The pick: Ravens. It’s funny how much oddsmakers consider Pittsburgh and Baltimore to be essentially the same team. The home team is always favored by exactly three points in each of their head-to-head matchups, and both teams are favored by the same amount against similar opponents. If that’s the case, why not take the better payout?
The odds: Texans -410, Titans +495, Colts +2000, Jaguars +2200
Fun fact: The AFC South winner has posted at least a 10-6 record every year of its existence (since 2002).
The pick: Colts. Crazy? Yes, probably. No, we don’t think the Colts have a better chance than Houston to win the division. But laying -410 on the Texans is probably more insane than going with an intriguing Indianapolis team at 20-to-1.
The odds: Broncos +165, Chargers +210, Chiefs +280, Raiders +635
Fun fact: The winner of this division has finished with an 8-8 record in two of the past four years.
The pick: Chiefs. They don’t have the best quarterback (in fact, they might have the worst of the four), but Cassel showed two years ago that he’s more than capable enough to win with a strong supporting cast. Kansas City has a schedule advantage over Denver and San Diego, and the Chiefs have the most complete team in this well-rounded division.
The odds: Eagles +155, Giants +215, Cowboys +260, Redskins +1150
Fun fact: Last year was the first time ever (since 1970) that it took less than a 10-6 record to win this division.
The pick: Giants. Why is everyone predicting a New York collapse? The tough schedule? Here’s the problem with that: Much like the Ravens, the Giants have always played up or down to their competition. (It’s how they’ve won two surprising Super Bowls.) They have the best QB in the NFC East and the best pass rush. Not bad for a team sitting at better than 2-to-1.
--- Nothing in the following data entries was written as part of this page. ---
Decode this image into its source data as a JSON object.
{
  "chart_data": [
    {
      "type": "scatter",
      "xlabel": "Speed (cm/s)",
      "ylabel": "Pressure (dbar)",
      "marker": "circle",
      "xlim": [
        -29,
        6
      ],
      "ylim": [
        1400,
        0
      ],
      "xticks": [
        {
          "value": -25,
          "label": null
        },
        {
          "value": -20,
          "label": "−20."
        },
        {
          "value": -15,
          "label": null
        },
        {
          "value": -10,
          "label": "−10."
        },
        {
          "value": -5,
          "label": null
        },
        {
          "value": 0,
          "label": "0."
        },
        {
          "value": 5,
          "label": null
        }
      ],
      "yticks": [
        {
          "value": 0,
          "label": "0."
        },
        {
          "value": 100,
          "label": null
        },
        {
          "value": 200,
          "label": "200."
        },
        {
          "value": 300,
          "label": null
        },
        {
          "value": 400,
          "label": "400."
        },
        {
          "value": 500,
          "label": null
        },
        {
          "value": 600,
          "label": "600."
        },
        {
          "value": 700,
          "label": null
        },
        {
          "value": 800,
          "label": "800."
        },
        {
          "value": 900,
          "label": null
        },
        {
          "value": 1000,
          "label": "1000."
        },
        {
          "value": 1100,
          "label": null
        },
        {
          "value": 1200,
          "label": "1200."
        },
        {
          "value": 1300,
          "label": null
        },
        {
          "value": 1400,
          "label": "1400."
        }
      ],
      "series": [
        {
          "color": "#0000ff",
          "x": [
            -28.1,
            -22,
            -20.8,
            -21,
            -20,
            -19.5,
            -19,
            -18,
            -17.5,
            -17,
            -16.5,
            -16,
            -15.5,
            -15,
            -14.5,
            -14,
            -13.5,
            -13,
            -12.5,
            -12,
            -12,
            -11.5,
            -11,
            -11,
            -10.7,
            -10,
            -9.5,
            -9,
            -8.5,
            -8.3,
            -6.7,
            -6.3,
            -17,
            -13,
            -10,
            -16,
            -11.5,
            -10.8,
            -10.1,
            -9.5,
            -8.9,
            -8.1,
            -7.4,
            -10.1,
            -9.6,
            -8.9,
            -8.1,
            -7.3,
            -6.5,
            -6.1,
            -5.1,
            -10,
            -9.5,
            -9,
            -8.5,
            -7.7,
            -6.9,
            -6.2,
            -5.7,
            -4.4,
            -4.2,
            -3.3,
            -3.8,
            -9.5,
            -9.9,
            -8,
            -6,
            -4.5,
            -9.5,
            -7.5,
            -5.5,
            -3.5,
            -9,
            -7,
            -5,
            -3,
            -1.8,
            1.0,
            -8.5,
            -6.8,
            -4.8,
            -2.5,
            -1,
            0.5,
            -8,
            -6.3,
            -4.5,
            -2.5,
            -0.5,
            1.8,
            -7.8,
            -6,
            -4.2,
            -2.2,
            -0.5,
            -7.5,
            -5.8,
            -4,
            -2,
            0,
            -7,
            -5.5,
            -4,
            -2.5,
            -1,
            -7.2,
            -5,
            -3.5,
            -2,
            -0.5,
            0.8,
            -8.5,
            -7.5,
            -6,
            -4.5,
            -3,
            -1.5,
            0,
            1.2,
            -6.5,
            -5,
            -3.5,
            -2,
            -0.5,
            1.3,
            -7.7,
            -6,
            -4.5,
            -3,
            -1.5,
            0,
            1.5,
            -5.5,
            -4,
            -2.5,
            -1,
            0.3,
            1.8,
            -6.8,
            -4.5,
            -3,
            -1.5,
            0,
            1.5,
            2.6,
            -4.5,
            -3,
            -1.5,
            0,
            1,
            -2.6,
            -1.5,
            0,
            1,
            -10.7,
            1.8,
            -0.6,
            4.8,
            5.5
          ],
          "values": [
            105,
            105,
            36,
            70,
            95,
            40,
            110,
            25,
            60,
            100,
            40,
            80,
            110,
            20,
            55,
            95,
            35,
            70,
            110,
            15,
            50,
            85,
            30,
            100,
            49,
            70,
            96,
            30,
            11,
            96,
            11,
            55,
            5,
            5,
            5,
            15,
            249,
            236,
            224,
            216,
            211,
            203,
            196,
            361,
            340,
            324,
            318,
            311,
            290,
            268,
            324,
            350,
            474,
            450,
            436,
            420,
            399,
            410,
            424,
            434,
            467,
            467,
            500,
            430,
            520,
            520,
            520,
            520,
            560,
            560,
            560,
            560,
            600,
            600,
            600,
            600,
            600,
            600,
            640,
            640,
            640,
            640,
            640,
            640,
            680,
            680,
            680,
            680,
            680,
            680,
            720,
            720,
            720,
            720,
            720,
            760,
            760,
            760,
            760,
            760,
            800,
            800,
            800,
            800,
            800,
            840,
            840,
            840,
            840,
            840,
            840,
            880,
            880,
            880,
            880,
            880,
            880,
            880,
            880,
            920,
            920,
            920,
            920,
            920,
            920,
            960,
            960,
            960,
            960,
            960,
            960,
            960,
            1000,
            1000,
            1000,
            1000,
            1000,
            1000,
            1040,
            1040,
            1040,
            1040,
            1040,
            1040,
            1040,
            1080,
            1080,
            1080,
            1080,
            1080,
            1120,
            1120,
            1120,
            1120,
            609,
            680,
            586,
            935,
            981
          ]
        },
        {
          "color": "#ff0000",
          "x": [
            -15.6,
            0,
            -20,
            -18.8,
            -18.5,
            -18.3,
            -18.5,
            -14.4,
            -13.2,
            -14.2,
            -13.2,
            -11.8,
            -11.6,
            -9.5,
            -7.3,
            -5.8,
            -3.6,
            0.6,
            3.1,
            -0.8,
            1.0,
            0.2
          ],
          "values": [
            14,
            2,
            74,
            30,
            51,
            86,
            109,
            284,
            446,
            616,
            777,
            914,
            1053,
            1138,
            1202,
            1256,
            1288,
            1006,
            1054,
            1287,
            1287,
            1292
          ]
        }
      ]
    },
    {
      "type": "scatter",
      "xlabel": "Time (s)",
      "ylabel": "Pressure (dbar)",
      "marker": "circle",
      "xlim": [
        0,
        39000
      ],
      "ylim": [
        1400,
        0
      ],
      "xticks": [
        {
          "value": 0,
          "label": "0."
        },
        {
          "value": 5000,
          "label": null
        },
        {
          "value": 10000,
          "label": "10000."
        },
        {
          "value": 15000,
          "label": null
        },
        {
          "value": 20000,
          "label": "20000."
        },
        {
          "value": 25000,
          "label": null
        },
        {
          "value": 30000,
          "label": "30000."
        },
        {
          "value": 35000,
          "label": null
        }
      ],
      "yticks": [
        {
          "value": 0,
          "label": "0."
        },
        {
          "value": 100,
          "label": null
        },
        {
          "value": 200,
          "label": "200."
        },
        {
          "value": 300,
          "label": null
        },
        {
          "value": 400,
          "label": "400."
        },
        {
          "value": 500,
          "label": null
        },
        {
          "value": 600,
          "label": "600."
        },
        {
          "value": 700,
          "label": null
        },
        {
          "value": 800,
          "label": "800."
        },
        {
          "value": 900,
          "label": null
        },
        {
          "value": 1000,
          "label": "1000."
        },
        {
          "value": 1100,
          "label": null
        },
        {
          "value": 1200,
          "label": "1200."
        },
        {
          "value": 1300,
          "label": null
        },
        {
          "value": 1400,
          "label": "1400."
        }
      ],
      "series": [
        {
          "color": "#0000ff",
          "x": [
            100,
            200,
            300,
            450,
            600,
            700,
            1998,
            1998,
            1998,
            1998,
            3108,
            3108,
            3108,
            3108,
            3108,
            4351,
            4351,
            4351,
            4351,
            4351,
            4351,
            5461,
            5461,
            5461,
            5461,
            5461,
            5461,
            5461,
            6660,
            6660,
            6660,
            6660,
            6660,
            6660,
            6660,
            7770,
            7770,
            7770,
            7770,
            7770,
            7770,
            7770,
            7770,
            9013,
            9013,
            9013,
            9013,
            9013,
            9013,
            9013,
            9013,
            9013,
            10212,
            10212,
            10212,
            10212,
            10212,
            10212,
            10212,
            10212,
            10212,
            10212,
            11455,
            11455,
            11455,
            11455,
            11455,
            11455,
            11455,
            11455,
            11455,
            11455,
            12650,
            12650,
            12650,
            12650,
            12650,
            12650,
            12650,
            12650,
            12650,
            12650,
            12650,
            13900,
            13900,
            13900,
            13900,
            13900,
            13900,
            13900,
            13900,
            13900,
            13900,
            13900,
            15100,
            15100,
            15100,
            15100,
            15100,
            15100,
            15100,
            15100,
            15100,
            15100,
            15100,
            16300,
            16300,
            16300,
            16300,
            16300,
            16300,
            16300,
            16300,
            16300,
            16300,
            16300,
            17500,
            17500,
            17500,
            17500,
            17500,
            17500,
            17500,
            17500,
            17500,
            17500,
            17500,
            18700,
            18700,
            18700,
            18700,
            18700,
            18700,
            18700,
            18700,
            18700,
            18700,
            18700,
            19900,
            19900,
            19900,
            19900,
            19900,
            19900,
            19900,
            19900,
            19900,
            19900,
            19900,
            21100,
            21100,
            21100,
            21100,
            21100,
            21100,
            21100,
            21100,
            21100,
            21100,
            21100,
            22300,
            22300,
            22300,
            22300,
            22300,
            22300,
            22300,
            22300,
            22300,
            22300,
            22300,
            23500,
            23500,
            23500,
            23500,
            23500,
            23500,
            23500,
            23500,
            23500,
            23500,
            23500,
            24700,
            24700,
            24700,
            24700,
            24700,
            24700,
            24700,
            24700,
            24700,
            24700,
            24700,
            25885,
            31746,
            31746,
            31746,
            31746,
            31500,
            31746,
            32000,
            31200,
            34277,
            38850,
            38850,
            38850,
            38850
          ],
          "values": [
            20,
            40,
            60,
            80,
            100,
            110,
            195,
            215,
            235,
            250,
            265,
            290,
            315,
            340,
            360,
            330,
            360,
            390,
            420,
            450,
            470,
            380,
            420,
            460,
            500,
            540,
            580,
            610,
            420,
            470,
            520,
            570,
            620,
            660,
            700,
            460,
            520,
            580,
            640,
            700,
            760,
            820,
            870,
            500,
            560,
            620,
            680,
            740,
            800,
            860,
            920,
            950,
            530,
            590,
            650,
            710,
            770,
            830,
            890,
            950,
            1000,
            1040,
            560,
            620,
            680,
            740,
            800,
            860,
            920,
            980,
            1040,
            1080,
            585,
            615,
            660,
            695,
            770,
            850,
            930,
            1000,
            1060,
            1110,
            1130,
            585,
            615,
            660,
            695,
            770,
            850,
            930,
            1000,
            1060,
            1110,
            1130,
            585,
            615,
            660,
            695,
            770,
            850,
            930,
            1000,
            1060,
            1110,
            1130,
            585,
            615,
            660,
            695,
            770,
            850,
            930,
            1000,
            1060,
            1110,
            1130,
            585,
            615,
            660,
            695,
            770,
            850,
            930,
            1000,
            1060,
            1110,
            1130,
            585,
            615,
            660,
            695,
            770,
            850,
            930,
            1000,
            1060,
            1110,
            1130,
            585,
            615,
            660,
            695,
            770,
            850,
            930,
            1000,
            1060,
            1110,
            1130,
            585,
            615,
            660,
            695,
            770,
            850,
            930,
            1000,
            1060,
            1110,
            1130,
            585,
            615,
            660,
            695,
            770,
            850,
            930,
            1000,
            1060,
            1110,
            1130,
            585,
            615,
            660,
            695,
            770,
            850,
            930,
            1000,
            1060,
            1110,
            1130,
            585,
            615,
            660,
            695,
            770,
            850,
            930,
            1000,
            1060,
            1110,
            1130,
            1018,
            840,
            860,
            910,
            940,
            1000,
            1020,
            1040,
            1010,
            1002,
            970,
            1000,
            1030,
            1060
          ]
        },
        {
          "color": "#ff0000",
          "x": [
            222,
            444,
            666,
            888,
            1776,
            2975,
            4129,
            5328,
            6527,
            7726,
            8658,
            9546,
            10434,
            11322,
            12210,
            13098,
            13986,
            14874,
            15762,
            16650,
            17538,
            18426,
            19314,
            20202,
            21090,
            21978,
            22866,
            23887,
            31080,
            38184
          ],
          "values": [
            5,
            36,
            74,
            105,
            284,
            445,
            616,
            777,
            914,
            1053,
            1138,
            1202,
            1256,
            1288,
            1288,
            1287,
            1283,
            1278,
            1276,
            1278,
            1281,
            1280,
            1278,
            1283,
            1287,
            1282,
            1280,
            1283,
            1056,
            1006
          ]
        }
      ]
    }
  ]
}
The odds: Packers -215, Bears +440, Lions +475, Vikings +3200
Fun fact: The winner of this division hasn’t gone on to win the Super Bowl since Green Bay did it in 1996.
The pick: Packers. The Bears and Lions are both tempting, but Aaron Rodgers is approaching invincibility as a quarterback, and the defense should be better. Last year, they were 6-0 against their division mates, and the closest game was the season finale against Detroit when they were resting their starters.
The odds: Saints +125, Falcons +150, Panthers +510, Buccaneers +1500
Fun fact: The NFC South has never had a repeat champion since the division’s creation in 2002.
The pick: Falcons. In the interest of that trend continuing, let’s go with Atlanta (although Tampa Bay at 15-to-1 is worth a flier). The Falcons went 13-3 two years ago and, overall, the roster is more complete and mature than it was back then. Matt Ryan is set to break out, and he might have the best one-two punch at receiver in the league.
The odds: 49ers -225, Seahawks +395, Cardinals +900, Rams +1150
Fun fact: Since 2002, Seattle has won as many NFC West titles (five) as the other three teams combined.
The pick: Seahawks. Russell Wilsanity? Seattle’s rookie was just named the starter after an impressive preseason, and he could (could) give them an element that no other team in the division has—a playmaker at quarterback. With an underrated defense, the Seahawks are worth a look at almost 4-to-1.